我瞧他这狼狈模样,实在想笑,最后生生地给憋住了,以做茶作掩饰,调侃道,“太子殿下莫不是来错地方了?怎么那么大的火气?”
大概我的神情太过挑衅,他瞪眼看我,二话不说从我手中抢过茶杯一饮而尽。
茶水是新煮的,滚烫地冒着白气,他吞了一口,又立马点滴不剩地喷了出来。
我想,大概他的火气应该更大了。
“谢瑶,你跟我说实话!”他双手叉腰,果然气得不轻。
我身躯一震,心道:才一眨眼的功夫,我和齐修贤的事,就被他发现了?
可也不对啊,陈良娣说他不在宫里,又怎么会突然出现呢?
种种疑虑,交织一起,叫人实在伤透脑筋。
“我在跟你说话呢,你听没听见?”他显然没有耐心再多等,高声催促。
“囔什么囔!虽为太子也该知晓些礼数吧,难怪曹丞相不待见你,”我一把夺回茶杯,稳稳当当坐下,“说!什么事!”

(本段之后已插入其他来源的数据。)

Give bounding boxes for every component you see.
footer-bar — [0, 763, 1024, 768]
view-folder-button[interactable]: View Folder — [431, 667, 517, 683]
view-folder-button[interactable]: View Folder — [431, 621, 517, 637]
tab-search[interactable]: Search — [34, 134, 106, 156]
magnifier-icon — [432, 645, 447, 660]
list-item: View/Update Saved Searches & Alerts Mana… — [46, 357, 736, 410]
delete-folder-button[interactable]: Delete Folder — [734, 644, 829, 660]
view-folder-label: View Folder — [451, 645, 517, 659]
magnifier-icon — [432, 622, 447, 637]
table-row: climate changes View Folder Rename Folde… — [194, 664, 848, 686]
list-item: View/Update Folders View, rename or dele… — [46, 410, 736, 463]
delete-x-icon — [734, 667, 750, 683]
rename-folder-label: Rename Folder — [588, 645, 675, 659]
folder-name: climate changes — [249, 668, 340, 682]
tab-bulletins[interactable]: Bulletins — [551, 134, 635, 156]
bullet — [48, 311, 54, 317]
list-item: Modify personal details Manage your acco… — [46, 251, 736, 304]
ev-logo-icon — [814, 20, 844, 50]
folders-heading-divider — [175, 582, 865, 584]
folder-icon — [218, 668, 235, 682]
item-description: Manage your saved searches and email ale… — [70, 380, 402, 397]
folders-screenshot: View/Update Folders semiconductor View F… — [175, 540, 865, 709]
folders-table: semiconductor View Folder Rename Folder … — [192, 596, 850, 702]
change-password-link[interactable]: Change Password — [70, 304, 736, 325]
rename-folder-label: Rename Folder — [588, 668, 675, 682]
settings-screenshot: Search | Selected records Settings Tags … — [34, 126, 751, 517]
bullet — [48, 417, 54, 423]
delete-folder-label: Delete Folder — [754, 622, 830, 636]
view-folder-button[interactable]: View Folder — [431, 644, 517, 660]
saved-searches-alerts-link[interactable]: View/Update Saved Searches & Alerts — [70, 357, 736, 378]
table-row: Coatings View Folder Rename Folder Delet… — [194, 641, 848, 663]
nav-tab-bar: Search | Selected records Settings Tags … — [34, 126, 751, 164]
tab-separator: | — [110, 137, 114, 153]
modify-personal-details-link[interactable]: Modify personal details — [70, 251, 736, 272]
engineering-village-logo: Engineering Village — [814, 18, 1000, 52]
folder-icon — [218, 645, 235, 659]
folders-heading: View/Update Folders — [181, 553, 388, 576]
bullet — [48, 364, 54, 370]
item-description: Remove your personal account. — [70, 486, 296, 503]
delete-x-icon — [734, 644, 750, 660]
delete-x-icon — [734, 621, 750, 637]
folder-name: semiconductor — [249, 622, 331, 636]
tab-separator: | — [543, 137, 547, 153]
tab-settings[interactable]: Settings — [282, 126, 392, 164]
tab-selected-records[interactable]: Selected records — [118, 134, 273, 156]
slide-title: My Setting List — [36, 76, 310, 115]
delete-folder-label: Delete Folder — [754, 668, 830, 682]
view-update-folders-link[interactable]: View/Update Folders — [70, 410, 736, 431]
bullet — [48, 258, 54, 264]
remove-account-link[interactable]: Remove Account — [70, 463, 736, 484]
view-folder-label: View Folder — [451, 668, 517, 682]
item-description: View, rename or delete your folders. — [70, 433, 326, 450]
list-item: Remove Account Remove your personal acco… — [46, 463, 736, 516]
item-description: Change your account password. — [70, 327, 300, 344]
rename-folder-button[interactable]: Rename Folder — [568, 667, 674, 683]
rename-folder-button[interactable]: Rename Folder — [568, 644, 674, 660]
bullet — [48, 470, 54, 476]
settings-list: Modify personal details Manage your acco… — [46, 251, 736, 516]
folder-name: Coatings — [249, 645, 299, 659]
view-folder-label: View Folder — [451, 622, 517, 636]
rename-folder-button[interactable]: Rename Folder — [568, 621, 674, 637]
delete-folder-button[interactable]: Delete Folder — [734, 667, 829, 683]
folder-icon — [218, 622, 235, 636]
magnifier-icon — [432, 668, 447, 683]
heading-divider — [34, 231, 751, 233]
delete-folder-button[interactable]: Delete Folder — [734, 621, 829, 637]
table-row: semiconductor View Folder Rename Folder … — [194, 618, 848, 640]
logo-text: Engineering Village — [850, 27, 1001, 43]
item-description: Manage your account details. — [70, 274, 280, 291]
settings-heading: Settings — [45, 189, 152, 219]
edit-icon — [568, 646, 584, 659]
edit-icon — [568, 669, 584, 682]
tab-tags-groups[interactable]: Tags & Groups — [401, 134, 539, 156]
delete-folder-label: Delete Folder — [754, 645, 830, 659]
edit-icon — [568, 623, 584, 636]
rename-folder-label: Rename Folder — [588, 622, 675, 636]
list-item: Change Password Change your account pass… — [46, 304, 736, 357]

见我气势上来了,他先是一愣,嚣张的语气收敛了些,“我问你,女子出嫁从夫,是不是不应该在众人面前抛头露面?”
“我大卫国的律法上可有收载这条规矩?”我想,他大概是问了句屁话,为避免他强词夺理,我又补了一句,“若是什么女德之类的书籍上有写,那就当我没说。”
他想了想,没有回话。
趁着间隙,我眯起着眼睛,上下打量着他,试探着问,“你不是出宫了吗?怎么又回来了?”